Van Weyenbergh Fine Art
Leonardo da Vinci claw hand explains Mona Lisa mystery?
Updated: Jul 21, 2019
New research suggests that Leonardo da Vinci suffered severe nerve damage to his right hand after fainting and falling at some point late in his life. The injury may have impacted the famous artist’s painting skills and could explain why the Mona Lisa is unfinished, experts say.
A red chalk portrait of an elderly da Vinci attributed to 16th-century artist Giovan Ambrogio Figino offers vital clues of the Renaissance master’s injury, according to Dr Davide Lazzeri, a specialist in plastic reconstructive and aesthetic surgery at the Villa Salaria Clinic in Rome, and Dr Carlo Rossi, a specialist in neurology at the Hospital of Pontedera.
In the drawing, da Vinci’s right arm is pictured in folds of clothing “as if it was a bandage, with his right hand suspended in a stiff, contracted position,” they explain in a statement.
The research challenges the widely held theory that da Vinci had suffered a stroke, hence the depiction of his “contracted” right hand in Figino’s work.
In the study, the doctors note that the ambidextrous artist used his left hand to draw and write, but painted with his right hand.
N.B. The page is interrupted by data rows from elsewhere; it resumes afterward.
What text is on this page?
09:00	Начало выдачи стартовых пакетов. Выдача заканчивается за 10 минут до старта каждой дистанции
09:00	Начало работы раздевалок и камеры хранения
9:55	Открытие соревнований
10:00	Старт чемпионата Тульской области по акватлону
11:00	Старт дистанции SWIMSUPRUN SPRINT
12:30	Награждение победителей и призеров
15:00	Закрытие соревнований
The injury, they say, could be the reason why da Vinci never completed the Mona Lisa.
Arguably the world’s most famous artwork, the Mona Lisa hangs in the Louvre Museum in Paris. The portrait of Lisa Gherardini, wife of Florentine cloth merchant Francesco del Giocondo, was started around 1503, according to the Louvre. However, the iconic painting was in da Vinci’s studio when he died in 1519, according to Encyclopedia Britannica, and is regarded by many as unfinished.
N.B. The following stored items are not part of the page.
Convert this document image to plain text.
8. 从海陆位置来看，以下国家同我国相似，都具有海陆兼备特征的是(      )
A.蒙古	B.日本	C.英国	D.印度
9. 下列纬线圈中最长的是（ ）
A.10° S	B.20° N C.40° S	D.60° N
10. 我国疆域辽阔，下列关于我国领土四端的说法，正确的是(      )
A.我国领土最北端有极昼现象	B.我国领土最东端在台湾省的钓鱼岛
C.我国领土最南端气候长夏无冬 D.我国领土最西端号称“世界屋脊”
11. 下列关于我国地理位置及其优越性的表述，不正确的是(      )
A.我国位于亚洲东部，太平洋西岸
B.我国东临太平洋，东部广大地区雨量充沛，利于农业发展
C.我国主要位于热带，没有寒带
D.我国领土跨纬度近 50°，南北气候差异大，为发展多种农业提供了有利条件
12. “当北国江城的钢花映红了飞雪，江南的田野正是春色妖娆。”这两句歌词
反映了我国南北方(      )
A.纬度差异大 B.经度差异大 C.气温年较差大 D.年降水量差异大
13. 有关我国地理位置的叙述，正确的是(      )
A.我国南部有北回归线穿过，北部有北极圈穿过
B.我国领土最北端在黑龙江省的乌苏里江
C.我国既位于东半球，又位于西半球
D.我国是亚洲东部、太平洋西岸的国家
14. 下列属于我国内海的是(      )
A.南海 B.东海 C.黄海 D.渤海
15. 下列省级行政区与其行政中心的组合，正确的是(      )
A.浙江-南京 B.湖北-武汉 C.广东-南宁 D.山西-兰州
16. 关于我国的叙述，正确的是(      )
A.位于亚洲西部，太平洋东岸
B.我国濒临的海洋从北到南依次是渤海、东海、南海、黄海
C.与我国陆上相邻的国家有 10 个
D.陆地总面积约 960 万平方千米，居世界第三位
In a paper published in the Journal of the Royal Society of Medicine, Lazzeri and Rossi say that, while da Vinci was still able to teach and draw with his left hand following the injury, it impacted his ability to hold palettes and brushes with his right hand.
"This may explain why he left numerous paintings incomplete, including the Mona Lisa, during the last five years of his career as a painter while he continued teaching and drawing,” said Dr. Lazzeri in the statement.